John Holt était un artiste rare dans nos contrées. Plutôt timide, assez modeste, presque sauvage, l'homme était difficile à cerner. Malgré son humilité perceptible, il était conscient et fier de son talent et de sa popularité. Vous ne le verriez pas jouer dans des petites salles. Non. John Holt voyait les choses en grand. Quand il faisait le déplacement, il fallait que ça vaille le coup ! « Je préfère venir faire un concert devant 20 000 personnes qu'une tournée dans les clubs », nous avouait-il à la fin de notre rencontre. Le Garance Reggae Festival lui allait donc à merveille et ce n'est pas un hasard si ses deux uniques apparitions chez nous ont eu lieu à Bagnols-sur-Cèze. Souffrant de ne pas être reconnu à sa juste valeur (il est souvent réduit à son hit « Police In Helicopter »), Mr Holt a tenu à mettre les points sur les I en balayant une belle partie de sa carrière avec nous. Entretien avec un homme méfiant mais sûr de lui, le maître incontesté des chansons d'amour jamaïcaines.




Reggae.fr : Quelle était la place de la musique dans votre famille durant votre enfance ?
John Holt: Il n'y avait pas de musique dans ma famille. Ils étaient plus intéressés par la mécanique ou l'électricité. Mais en grandissant, ma famille me demandait toujours de chanter pour eux. Ça m'a conduit à me demander pourquoi ils me demandaient tout le temps ça. Parfois, je ne connaissais même pas la moitié d'une chanson, mais je la chantais quand même pour leur faire plaisir. Je pense qu'ils ont reconnu mon talent, et particulièrement ma mère.

Personne n'écoutait de la musique chez vous ?
Oh si. Mes frères et sœurs aimaient beaucoup la musique. Ils achetaient beaucoup de disques. Ils allaient aussi en soirée, mais moi j'étais trop jeune pour les suivre.

Quel genre de musique écoutaient-ils ?
C'était surtout du rock'n roll et du blues. Des artistes comme Louis Jordan. Et moi j'écoutais plus de la musique classique quand j'étais jeune.
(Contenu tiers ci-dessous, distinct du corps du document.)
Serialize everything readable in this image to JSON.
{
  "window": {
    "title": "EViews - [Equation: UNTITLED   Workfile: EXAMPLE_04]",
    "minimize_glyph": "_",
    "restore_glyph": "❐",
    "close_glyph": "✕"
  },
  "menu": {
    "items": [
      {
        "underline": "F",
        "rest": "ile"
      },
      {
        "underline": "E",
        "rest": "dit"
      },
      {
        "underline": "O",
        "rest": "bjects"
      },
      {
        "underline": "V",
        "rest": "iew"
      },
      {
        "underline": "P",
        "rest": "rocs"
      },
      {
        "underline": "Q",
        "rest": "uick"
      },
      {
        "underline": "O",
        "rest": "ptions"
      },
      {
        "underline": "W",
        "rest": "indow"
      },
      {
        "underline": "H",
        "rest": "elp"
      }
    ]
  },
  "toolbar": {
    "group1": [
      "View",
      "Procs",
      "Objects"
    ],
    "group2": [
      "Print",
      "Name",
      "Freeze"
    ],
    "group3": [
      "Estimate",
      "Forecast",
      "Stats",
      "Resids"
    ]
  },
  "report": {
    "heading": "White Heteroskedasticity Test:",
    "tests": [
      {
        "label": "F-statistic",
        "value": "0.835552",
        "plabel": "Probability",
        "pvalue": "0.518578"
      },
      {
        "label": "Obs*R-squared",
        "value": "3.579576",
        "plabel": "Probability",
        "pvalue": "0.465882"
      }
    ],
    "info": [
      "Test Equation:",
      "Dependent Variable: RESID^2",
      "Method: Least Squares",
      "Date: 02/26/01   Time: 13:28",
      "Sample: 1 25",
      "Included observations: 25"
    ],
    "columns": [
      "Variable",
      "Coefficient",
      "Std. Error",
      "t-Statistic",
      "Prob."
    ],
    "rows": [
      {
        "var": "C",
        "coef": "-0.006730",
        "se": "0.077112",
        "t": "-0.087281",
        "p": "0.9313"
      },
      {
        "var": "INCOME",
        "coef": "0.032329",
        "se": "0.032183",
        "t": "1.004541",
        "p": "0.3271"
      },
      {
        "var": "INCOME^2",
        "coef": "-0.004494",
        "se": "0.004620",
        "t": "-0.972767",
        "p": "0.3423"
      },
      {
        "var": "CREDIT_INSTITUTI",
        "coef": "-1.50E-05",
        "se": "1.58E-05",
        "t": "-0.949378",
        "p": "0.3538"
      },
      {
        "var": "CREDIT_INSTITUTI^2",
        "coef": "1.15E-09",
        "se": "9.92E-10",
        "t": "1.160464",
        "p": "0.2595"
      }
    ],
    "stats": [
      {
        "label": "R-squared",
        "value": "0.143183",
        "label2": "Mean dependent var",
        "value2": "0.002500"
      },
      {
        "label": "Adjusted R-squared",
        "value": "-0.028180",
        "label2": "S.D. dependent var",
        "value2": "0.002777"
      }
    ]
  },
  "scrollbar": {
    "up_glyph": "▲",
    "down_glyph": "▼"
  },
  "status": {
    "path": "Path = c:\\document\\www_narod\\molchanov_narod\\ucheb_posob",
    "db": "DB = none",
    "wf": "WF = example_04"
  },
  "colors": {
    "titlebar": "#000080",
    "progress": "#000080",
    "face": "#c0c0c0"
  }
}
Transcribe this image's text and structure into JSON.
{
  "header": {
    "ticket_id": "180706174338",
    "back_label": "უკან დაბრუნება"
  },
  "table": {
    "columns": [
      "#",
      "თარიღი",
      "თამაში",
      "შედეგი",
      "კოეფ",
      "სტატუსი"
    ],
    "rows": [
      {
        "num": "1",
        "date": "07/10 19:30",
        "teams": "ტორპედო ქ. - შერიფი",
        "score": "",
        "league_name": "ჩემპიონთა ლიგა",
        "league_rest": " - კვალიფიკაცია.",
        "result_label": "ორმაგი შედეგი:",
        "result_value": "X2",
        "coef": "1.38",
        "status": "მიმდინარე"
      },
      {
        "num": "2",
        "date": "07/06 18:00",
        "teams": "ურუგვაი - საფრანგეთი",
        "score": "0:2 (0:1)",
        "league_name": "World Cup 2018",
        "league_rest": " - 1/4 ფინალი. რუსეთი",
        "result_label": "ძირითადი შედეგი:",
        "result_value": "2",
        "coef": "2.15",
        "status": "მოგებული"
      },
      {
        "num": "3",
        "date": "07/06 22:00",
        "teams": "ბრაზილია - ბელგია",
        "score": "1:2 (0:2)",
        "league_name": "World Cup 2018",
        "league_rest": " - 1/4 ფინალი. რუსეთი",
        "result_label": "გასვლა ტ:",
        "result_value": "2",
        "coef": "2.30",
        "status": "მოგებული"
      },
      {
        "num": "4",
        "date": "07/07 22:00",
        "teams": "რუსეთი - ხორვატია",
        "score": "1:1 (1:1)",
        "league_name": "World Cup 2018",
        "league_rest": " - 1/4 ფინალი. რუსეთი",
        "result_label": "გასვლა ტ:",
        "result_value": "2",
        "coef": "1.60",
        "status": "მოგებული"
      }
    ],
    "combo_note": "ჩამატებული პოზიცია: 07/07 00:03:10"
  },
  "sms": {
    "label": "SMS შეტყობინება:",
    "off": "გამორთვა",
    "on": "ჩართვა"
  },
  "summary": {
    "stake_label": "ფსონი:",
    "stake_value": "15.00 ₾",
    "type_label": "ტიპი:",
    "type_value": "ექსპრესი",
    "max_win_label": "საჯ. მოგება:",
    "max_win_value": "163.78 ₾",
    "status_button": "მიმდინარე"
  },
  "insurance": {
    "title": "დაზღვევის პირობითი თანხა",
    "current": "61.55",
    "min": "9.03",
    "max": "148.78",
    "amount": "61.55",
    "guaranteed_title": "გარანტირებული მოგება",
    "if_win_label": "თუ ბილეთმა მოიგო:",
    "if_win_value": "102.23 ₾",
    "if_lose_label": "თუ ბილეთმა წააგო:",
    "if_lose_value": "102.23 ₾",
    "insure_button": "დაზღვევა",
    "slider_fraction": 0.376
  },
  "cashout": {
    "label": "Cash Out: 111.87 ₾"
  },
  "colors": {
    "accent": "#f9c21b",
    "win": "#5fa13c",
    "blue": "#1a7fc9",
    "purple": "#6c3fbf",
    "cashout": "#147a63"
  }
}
Vous souvenez-vous de votre première séance d'enregistrement ?
J'ai fait mon premier enregistrement après avoir gagné la finale du Vere John's Opportunity Hour. C'était un concours de chant ouvert aux jeunes comme moi à l'époque. On venait chanter et si ça sonnait bien, l'animateur nous gardait pour passer à la radio. Je gagnais souvent, mais j'ai aussi perdu pas mal de fois. Au bout d'un moment, j'en ai eu marre, mais un ami m'a encouragé à y retourner et j'y suis allé déterminé. J'ai commencé à gagner sans interruption, jusqu'à remporter la finale. C'est après cette victoire que Leslie Kong de Beverley's Records - paix à son âme - est venu chez moi pour me proposer d'enregistrer pour lui. Et c'est là que j'ai commencé. En 1962. Après j'ai continué à enregistrer en tant qu'artiste solo pour d'autres producteurs comme Coxsone. Et en 1964, j'ai intégré les Paragons.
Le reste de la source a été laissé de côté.